Mobile Sports Betting:

  • The Gaming Commission will issue a request for applications or RFA to at least two betting platforms and a minimum of four operators to solicit bids for licenses to conduct mobile sports betting in NY.
  • Platforms which opt to partner with a Native American tribe or nation will be given additional points in the bidding/scoring process.
  • The state will be issue a request for applications to platform providers by July 1. Applications will be due 30 days after. 
  • In order to receive a mobile sports wagering license, a platform provider would have to pay a one-time $25 million fee to the state. This money would be directed to the state lottery fund for education aid. 
  • This proposal is expected to increase education revenue by $99 million in SFY 2021-22, $357 million in SFY 2022-23, and reach $500 million in SFY 2025-26.
  • $6 million annually will be dedicated to “problem gaming addiction treatment and resources.”
  • It will also create a new “statewide youth sports activities and education grant program for underserved youth” under the age of 18, which will be funded annually at $5 million.
  • The proposal to allow sports betting through on-site kiosks at tracks, stadiums, arenas, and some OTB parlors was not included in the finalized budget deal.

Excluded Workers Fund:

  • $2.1 billion Excluded Worker Fund that will provide one-time unemployment benefits to undocumented immigrants who lost employment or income during the COVID-19 pandemic.
  • This will be split into two tiers: 
    • Tier 1: Excluded Workers can receive $15,600 (calculated at $300 per week for 52 weeks). These workers must show a valid Individual Taxpayer Identification Number (ITIN), or a letter from an employer, valid pay stubs, W-2, and more.
    • Tier 2: Excluded Workers can receive $3,200 (the same amount of federal stimulus payments) if they can certify their identity, residency and show alternative proof of work-related eligibility.

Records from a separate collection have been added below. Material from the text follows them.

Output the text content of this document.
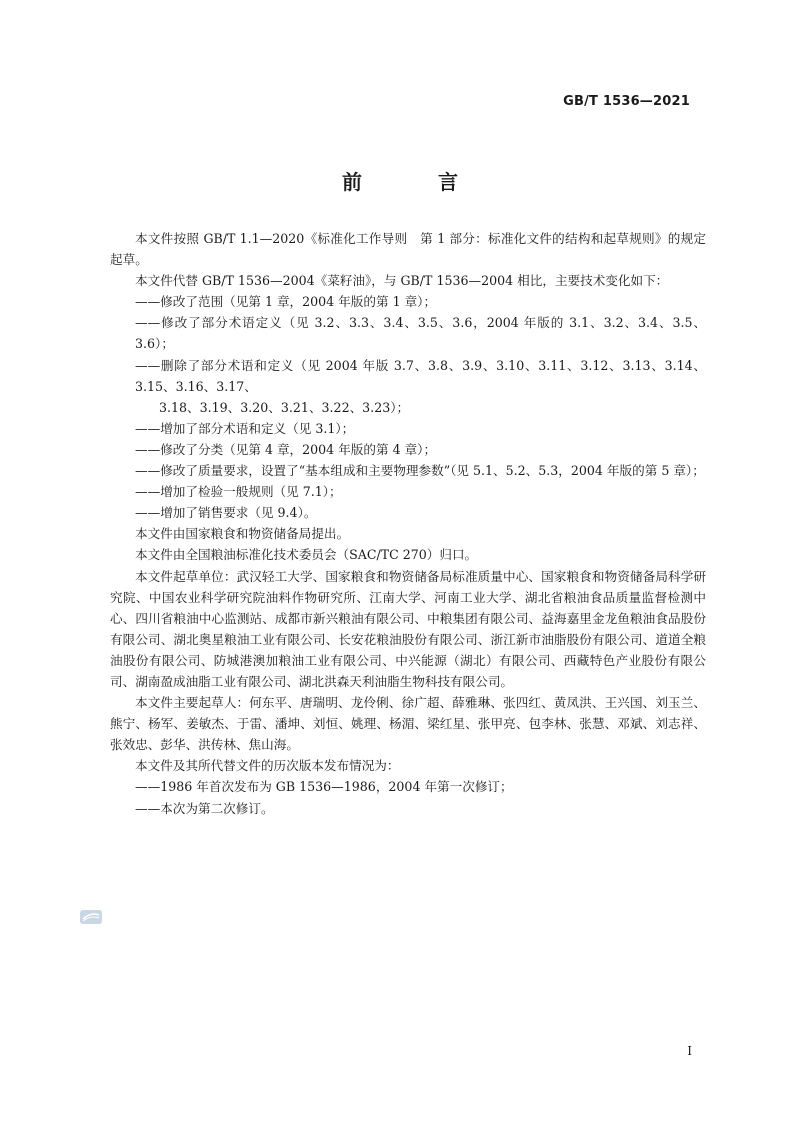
GB/T 1536—2021
前　言

本文件按照 GB/T 1.1—2020《标准化工作导则　第 1 部分：标准化文件的结构和起草规则》的规定起草。

本文件代替 GB/T 1536—2004《菜籽油》，与 GB/T 1536—2004 相比，主要技术变化如下：

——修改了范围（见第 1 章，2004 年版的第 1 章）；

——修改了部分术语定义（见 3.2、3.3、3.4、3.5、3.6，2004 年版的 3.1、3.2、3.4、3.5、3.6）；

——删除了部分术语和定义（见 2004 年版 3.7、3.8、3.9、3.10、3.11、3.12、3.13、3.14、3.15、3.16、3.17、
3.18、3.19、3.20、3.21、3.22、3.23）；

——增加了部分术语和定义（见 3.1）；

——修改了分类（见第 4 章，2004 年版的第 4 章）；

——修改了质量要求，设置了“基本组成和主要物理参数”（见 5.1、5.2、5.3，2004 年版的第 5 章）；

——增加了检验一般规则（见 7.1）；

——增加了销售要求（见 9.4）。

本文件由国家粮食和物资储备局提出。

本文件由全国粮油标准化技术委员会（SAC/TC 270）归口。

本文件起草单位：武汉轻工大学、国家粮食和物资储备局标准质量中心、国家粮食和物资储备局科学研究院、中国农业科学研究院油料作物研究所、江南大学、河南工业大学、湖北省粮油食品质量监督检测中心、四川省粮油中心监测站、成都市新兴粮油有限公司、中粮集团有限公司、益海嘉里金龙鱼粮油食品股份有限公司、湖北奥星粮油工业有限公司、长安花粮油股份有限公司、浙江新市油脂股份有限公司、道道全粮油股份有限公司、防城港澳加粮油工业有限公司、中兴能源（湖北）有限公司、西藏特色产业股份有限公司、湖南盈成油脂工业有限公司、湖北洪森天利油脂生物科技有限公司。

本文件主要起草人：何东平、唐瑞明、龙伶俐、徐广超、薛雅琳、张四红、黄凤洪、王兴国、刘玉兰、熊宁、杨军、姜敏杰、于雷、潘坤、刘恒、姚理、杨湄、梁红星、张甲亮、包李林、张慧、邓斌、刘志祥、张效忠、彭华、洪传林、焦山海。

本文件及其所代替文件的历次版本发布情况为：

——1986 年首次发布为 GB 1536—1986，2004 年第一次修订；

——本次为第二次修订。

I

  • State aid to school districts will increase to $29.5 billion, a $3 billion increase from the prior fiscal year.
  • $1.4 billion Foundation Aid increase with a commitment to fully fund the state’s foundation aid formula over the next three years.
  • $105 million expansion of full-day prekindergarten, providing pre-K funding to 210 districts who don’t currently receive state-funded full-day Pre-K.

Higher Education:

  • Three-year tuition freeze for SUNY and CUNY.
  • The maximum award under the Tuition Assistance Program (TAP) will increase by $500.
  • Budget commits to eliminating the TAP gap in 4 years by setting up additional recurring operating aid to SUNY and CUNY.
  • Restores $35 million in Bundy Aid to support private colleges and universities.
  • Also restores $72 million in operating aid cuts to SUNY and CUNY.

Small Business Relief:

  • $1 billion will be directed to support small businesses: 
    • $800 million for small business grants
    • $200 million in small business tax credits
  • $35 million Restaurant Return-to-Work Tax Credit.

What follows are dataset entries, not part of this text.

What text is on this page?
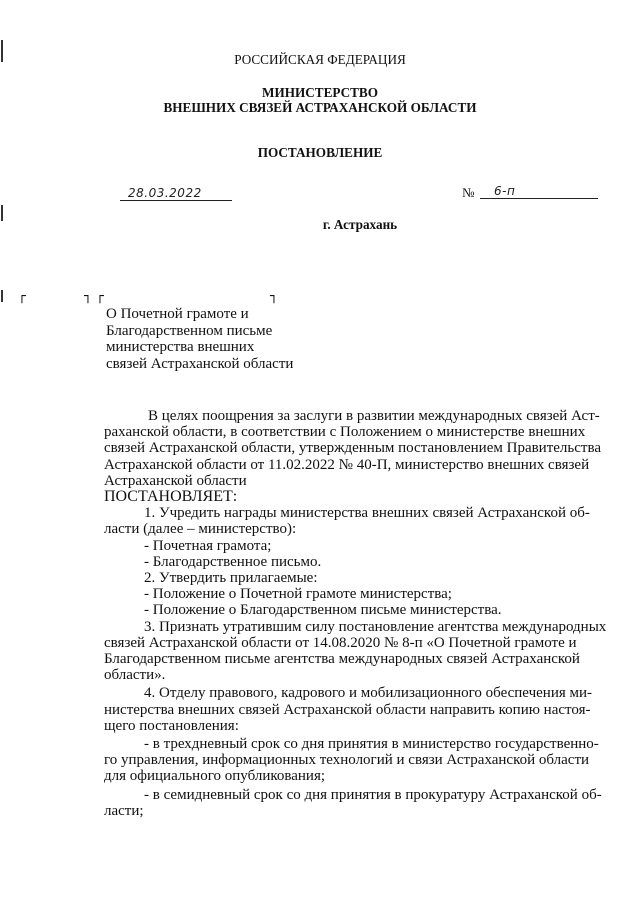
РОССИЙСКАЯ ФЕДЕРАЦИЯ
МИНИСТЕРСТВО
ВНЕШНИХ СВЯЗЕЙ АСТРАХАНСКОЙ ОБЛАСТИ
ПОСТАНОВЛЕНИЕ
28.03.2022	№	6-п
г. Астрахань
┌	┐ ┌	┐
О Почетной грамоте и
Благодарственном письме
министерства внешних
связей Астраханской области
В целях поощрения за заслуги в развитии международных связей Аст-
раханской области, в соответствии с Положением о министерстве внешних
связей Астраханской области, утвержденным постановлением Правительства
Астраханской области от 11.02.2022 № 40-П, министерство внешних связей
Астраханской области
ПОСТАНОВЛЯЕТ:
1. Учредить награды министерства внешних связей Астраханской об-
ласти (далее – министерство):
- Почетная грамота;
- Благодарственное письмо.
2. Утвердить прилагаемые:
- Положение о Почетной грамоте министерства;
- Положение о Благодарственном письме министерства.
3. Признать утратившим силу постановление агентства международных
связей Астраханской области от 14.08.2020 № 8-п «О Почетной грамоте и
Благодарственном письме агентства международных связей Астраханской
области».
4. Отделу правового, кадрового и мобилизационного обеспечения ми-
нистерства внешних связей Астраханской области направить копию настоя-
щего постановления:
- в трехдневный срок со дня принятия в министерство государственно-
го управления, информационных технологий и связи Астраханской области
для официального опубликования;
- в семидневный срок со дня принятия в прокуратуру Астраханской об-
ласти;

Rent Relief and Protections:

  • Finalized budget deal creates a $2.4 billion Emergency Rental Assistance Program to prove assistance to those impacted by the COVID-19 pandemic, regardless of immigration status.
  • This includes payments for 12 months of back rent and utilities and three prospective months of rent.
  • One year of eviction protection.

Infrastructure and Transportation:

  • $350 million in transportation infrastructure investments
    • Includes $100 million increase for CHIPS
    • $100 million in new funding for Extreme Winter Recovery funding
    • $50 million increase for PAVE-NY
    • The finalized deal also creates a new fund the City Touring Routes Program and direct $1 million for highway and bridge projects.

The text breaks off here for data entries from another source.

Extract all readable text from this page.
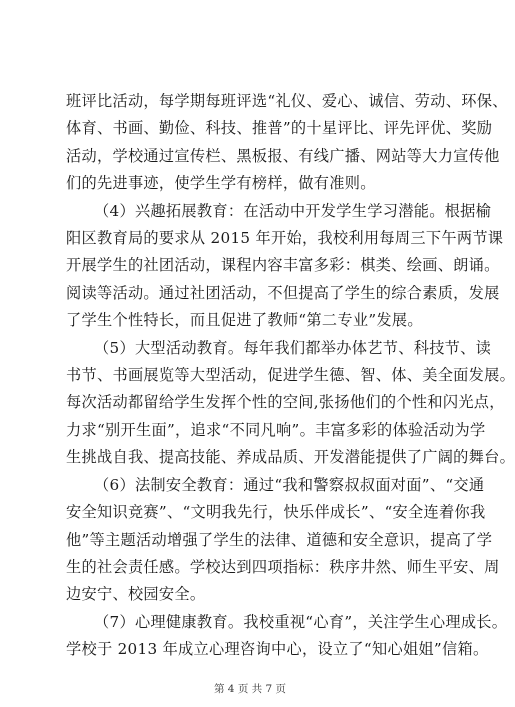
班评比活动，每学期每班评选“礼仪、爱心、诚信、劳动、环保、
体育、书画、勤俭、科技、推普”的十星评比、评先评优、奖励
活动，学校通过宣传栏、黑板报、有线广播、网站等大力宣传他
们的先进事迹，使学生学有榜样，做有准则。
（4）兴趣拓展教育：在活动中开发学生学习潜能。根据榆
阳区教育局的要求从 2015 年开始，我校利用每周三下午两节课
开展学生的社团活动，课程内容丰富多彩：棋类、绘画、朗诵。
阅读等活动。通过社团活动，不但提高了学生的综合素质，发展
了学生个性特长，而且促进了教师“第二专业”发展。
（5）大型活动教育。每年我们都举办体艺节、科技节、读
书节、书画展览等大型活动，促进学生德、智、体、美全面发展。
每次活动都留给学生发挥个性的空间,张扬他们的个性和闪光点，
力求“别开生面”，追求“不同凡响”。丰富多彩的体验活动为学
生挑战自我、提高技能、养成品质、开发潜能提供了广阔的舞台。
（6）法制安全教育：通过“我和警察叔叔面对面”、“交通
安全知识竞赛”、“文明我先行，快乐伴成长”、“安全连着你我
他”等主题活动增强了学生的法律、道德和安全意识，提高了学
生的社会责任感。学校达到四项指标：秩序井然、师生平安、周
边安宁、校园安全。
（7）心理健康教育。我校重视“心育”，关注学生心理成长。
学校于 2013 年成立心理咨询中心，设立了“知心姐姐”信箱。
第 4 页 共 7 页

  • Authorizes the $3 billion Environmental Bond Act of 2021, "Restore Mother Nature”
  • However, the Bond Act will not appear on the ballot until the 2022 general election.

Health Care:

  • Restores the $415 million in originally proposed Medicaid cuts
  • Delays  carveout of the Medicaid prescription drug benefit for two years
  • Expands postpartum coverage for women on Medicaid from 60 days to one year.

Other Budget Nuggets: 

  • Early Retirement Incentive only applies to NYC employees.
  • $40 million for non-profit arts institutions.
  • $25 million for the Nourish NY program.